June 8, 2020 at 2:02 pm
Hey all,
Session 1 = entity framework, as of not can't change anything about it
Session 2 = stored proc, can control it
Session 1 and 2 are deadlocking. I want 1 to be the deadlock victim. If I set 2 to have a deadlock priority LOW, will this cause 1 to be the deadlock victim?
Thanks
June 8, 2020 at 4:01 pm
Who'd have thought you'd get deadlocks with Entity Framework?!
It's documented here. You want to set deadlock priority for HIGH for number 2 if you don't want it to be the victim. I think you can go even more granular than that as well these days, with a scale of 1 to 10.
John
June 8, 2020 at 4:23 pm
Thanks. When I look at the call from EF, it does show it has a taskpriority="0".

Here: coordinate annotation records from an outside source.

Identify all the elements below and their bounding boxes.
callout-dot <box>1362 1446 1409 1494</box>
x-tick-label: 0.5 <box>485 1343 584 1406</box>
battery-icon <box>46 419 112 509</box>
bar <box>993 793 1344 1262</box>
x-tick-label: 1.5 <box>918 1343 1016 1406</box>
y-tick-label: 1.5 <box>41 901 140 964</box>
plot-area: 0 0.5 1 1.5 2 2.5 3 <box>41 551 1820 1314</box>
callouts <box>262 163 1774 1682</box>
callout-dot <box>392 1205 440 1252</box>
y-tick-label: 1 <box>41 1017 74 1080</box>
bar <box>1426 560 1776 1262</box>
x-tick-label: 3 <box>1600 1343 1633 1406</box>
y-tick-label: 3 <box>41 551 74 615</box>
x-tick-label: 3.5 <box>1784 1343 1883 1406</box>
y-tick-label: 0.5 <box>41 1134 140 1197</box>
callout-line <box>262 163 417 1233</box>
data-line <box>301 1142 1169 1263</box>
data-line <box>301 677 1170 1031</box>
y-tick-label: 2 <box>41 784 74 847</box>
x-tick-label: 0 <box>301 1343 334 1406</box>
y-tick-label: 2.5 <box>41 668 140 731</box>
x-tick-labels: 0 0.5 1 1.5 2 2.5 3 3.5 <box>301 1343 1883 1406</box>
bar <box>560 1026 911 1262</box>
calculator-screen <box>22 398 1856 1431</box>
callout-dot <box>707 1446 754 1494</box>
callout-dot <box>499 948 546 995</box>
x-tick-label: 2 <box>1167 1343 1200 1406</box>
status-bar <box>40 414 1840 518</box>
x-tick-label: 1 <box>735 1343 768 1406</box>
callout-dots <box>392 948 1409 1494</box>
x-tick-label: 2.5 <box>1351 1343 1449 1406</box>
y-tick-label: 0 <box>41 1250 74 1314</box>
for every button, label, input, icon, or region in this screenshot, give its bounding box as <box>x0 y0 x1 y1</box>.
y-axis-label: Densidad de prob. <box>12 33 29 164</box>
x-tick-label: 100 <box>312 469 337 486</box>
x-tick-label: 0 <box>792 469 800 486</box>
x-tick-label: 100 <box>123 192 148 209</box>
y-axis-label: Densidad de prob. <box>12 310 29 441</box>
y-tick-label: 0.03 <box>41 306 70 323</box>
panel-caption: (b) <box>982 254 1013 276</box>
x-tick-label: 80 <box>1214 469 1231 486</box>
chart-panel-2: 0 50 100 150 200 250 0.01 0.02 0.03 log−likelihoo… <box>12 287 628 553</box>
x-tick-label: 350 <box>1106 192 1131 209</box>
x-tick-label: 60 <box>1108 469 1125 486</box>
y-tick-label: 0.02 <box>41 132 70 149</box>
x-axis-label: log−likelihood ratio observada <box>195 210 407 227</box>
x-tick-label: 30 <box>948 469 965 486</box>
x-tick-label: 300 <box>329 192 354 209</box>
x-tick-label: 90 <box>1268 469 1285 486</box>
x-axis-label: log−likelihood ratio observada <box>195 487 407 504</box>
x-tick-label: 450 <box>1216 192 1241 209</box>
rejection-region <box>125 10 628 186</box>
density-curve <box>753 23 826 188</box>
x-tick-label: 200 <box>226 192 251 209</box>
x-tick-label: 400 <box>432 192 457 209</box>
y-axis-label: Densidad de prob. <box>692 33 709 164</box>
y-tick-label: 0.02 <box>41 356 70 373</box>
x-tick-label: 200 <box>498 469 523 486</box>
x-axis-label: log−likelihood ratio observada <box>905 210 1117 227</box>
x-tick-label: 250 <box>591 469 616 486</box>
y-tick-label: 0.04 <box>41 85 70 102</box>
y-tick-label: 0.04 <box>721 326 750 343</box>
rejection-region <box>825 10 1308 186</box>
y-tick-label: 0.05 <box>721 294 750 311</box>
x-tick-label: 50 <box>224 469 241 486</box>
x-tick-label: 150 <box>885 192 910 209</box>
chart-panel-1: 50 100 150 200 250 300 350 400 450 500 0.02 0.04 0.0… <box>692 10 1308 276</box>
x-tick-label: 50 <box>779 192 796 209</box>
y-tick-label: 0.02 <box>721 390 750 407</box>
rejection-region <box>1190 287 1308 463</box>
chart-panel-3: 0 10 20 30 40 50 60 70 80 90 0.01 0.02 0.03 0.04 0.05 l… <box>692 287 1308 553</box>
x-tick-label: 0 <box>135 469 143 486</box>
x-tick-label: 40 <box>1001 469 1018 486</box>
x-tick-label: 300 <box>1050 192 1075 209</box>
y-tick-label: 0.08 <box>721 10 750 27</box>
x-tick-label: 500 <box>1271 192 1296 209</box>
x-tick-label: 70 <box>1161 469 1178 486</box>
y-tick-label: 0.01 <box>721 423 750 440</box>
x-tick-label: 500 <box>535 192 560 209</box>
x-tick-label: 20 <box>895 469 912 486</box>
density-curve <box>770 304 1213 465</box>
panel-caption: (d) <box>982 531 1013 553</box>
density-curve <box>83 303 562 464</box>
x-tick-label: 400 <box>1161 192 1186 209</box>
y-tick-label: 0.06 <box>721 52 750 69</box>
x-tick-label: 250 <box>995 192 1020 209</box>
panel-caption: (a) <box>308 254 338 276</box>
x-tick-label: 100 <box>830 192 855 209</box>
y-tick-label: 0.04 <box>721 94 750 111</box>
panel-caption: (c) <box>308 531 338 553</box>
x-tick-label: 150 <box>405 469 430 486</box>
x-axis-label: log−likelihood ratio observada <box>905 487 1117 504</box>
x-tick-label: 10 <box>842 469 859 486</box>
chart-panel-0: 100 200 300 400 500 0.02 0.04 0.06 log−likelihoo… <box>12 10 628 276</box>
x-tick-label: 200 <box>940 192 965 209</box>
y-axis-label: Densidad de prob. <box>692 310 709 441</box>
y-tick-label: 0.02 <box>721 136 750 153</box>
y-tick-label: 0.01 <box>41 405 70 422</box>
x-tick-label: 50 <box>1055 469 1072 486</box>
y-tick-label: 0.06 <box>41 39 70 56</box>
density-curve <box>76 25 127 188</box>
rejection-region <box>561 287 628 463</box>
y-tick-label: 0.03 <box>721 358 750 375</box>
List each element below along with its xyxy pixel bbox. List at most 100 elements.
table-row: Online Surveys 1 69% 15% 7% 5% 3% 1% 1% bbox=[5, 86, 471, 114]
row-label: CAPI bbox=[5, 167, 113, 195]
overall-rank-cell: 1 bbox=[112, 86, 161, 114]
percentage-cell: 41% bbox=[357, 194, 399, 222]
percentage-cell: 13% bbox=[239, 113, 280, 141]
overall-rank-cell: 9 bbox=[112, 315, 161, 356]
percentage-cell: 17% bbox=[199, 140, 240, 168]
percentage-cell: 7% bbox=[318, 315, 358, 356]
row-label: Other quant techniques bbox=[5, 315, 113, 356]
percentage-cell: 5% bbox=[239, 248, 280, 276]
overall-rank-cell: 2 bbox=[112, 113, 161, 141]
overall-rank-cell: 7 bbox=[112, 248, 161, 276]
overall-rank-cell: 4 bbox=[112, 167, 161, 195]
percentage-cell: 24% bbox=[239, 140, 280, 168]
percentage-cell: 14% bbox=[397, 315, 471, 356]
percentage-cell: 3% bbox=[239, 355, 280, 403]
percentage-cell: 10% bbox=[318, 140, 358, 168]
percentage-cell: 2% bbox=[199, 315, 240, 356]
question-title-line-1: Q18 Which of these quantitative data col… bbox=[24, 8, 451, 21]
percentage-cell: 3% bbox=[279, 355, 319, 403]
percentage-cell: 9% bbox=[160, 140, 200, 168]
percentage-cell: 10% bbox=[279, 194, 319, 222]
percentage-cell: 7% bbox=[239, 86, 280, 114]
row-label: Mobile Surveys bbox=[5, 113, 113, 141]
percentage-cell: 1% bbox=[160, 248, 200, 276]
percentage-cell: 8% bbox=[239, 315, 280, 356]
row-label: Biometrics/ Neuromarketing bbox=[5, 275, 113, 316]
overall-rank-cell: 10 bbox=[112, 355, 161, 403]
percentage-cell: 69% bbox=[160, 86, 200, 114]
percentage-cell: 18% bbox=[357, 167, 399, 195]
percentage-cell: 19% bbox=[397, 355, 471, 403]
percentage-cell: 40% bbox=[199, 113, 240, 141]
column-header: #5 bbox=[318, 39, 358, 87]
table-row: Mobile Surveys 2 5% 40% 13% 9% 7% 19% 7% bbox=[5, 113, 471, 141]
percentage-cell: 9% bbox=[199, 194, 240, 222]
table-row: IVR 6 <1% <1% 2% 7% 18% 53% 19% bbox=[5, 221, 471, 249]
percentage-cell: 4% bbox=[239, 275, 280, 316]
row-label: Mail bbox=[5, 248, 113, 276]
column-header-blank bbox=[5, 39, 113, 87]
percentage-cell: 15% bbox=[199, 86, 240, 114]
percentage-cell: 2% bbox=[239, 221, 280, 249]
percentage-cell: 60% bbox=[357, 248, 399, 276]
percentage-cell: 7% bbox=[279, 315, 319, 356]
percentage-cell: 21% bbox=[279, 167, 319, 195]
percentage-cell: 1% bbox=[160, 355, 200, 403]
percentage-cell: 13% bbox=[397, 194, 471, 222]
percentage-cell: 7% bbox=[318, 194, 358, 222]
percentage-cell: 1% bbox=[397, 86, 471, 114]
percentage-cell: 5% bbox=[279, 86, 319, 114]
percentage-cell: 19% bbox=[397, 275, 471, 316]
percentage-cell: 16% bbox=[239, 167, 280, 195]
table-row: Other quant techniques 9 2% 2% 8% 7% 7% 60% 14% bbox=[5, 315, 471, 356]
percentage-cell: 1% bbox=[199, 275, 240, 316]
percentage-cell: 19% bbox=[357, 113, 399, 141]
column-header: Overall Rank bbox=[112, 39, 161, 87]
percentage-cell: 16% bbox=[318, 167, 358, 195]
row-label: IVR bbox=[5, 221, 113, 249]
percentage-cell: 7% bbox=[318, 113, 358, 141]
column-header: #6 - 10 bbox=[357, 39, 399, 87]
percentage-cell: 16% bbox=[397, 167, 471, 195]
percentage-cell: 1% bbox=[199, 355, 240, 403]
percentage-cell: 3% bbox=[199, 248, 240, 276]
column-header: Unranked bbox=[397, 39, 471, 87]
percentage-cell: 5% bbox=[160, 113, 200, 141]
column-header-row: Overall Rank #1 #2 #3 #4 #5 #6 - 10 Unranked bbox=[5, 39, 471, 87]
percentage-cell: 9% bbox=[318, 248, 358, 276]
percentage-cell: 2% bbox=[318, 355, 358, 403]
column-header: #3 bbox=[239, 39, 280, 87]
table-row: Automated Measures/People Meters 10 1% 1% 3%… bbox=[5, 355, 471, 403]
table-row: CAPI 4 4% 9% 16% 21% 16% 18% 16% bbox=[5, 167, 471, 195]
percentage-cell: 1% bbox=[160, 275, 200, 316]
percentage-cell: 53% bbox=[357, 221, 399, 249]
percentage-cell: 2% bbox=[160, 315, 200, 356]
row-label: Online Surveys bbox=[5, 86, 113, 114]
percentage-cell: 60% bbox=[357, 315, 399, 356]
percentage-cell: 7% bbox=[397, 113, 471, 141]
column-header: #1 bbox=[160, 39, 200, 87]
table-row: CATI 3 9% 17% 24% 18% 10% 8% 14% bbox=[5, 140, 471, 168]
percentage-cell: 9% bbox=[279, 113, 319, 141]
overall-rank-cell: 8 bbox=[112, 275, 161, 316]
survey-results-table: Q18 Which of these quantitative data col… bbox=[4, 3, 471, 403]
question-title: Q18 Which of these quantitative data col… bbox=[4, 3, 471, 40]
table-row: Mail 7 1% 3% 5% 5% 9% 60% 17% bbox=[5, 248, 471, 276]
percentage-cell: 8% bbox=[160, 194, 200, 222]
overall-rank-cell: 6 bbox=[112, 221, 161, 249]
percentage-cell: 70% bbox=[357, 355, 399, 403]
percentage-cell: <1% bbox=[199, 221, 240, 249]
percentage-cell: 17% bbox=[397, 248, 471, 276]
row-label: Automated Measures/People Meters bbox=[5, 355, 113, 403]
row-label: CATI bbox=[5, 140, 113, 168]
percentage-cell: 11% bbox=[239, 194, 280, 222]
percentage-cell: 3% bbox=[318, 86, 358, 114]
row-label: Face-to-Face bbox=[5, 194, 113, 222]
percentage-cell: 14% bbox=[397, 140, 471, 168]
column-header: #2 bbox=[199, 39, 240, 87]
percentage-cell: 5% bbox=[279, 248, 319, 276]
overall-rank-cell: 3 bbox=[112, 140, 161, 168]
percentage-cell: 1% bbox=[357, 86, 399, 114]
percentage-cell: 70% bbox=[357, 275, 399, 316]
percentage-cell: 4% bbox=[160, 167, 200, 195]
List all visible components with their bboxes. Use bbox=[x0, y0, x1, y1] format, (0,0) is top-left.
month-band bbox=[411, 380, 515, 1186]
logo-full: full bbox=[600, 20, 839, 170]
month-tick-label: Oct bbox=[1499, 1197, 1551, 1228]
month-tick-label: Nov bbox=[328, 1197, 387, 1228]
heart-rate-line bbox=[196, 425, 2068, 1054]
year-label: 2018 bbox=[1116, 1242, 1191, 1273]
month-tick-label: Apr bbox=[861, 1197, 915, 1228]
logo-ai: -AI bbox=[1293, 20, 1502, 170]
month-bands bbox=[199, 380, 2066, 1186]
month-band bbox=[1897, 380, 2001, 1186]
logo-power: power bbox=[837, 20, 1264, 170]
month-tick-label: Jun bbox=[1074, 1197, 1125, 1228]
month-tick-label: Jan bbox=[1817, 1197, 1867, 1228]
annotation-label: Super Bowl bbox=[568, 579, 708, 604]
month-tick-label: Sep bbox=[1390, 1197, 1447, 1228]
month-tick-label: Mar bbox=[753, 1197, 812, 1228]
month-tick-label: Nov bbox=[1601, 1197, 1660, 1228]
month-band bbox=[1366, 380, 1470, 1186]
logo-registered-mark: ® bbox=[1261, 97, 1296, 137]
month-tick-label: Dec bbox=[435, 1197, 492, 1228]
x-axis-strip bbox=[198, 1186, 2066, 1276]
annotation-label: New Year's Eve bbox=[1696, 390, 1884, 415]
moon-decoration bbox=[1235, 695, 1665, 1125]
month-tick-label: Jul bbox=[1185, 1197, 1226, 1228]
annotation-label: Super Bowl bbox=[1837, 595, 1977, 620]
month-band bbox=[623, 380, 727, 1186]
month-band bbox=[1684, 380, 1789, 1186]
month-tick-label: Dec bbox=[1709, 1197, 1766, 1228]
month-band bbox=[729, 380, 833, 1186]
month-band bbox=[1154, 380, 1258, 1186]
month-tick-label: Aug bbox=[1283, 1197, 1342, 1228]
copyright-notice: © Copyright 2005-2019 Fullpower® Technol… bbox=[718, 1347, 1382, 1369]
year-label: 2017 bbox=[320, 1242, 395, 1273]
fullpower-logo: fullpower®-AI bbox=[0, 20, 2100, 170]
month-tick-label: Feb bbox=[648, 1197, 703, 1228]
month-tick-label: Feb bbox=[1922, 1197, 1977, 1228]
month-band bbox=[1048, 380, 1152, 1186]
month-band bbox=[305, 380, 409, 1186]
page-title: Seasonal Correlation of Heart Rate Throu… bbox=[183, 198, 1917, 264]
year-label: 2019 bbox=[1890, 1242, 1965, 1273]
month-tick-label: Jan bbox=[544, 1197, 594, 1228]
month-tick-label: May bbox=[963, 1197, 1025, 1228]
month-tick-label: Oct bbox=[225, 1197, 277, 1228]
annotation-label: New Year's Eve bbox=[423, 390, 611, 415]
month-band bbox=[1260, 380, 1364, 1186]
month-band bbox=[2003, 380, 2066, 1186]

I thought the HIGHER number would be the victim, I have it reversed?
So setting the procedure to "HIGH" (assuming that means > 5), it should NOT be killed and EF with a 0 will be killed?
Thanks again!
June 8, 2020 at 4:37 pm
Yes, higher numbers are better. FWIW, I'd avoid low/normal/high and choose some numbers. I would set a general rule of stuff that is easily killed, put at -5, assume most at 0 (default), and high at 5. Then if you have really important work, set to 6 or 8.
In general, we want to leave spaces in case we run into something we need to slot in there, but we also want to keep things really, really simple.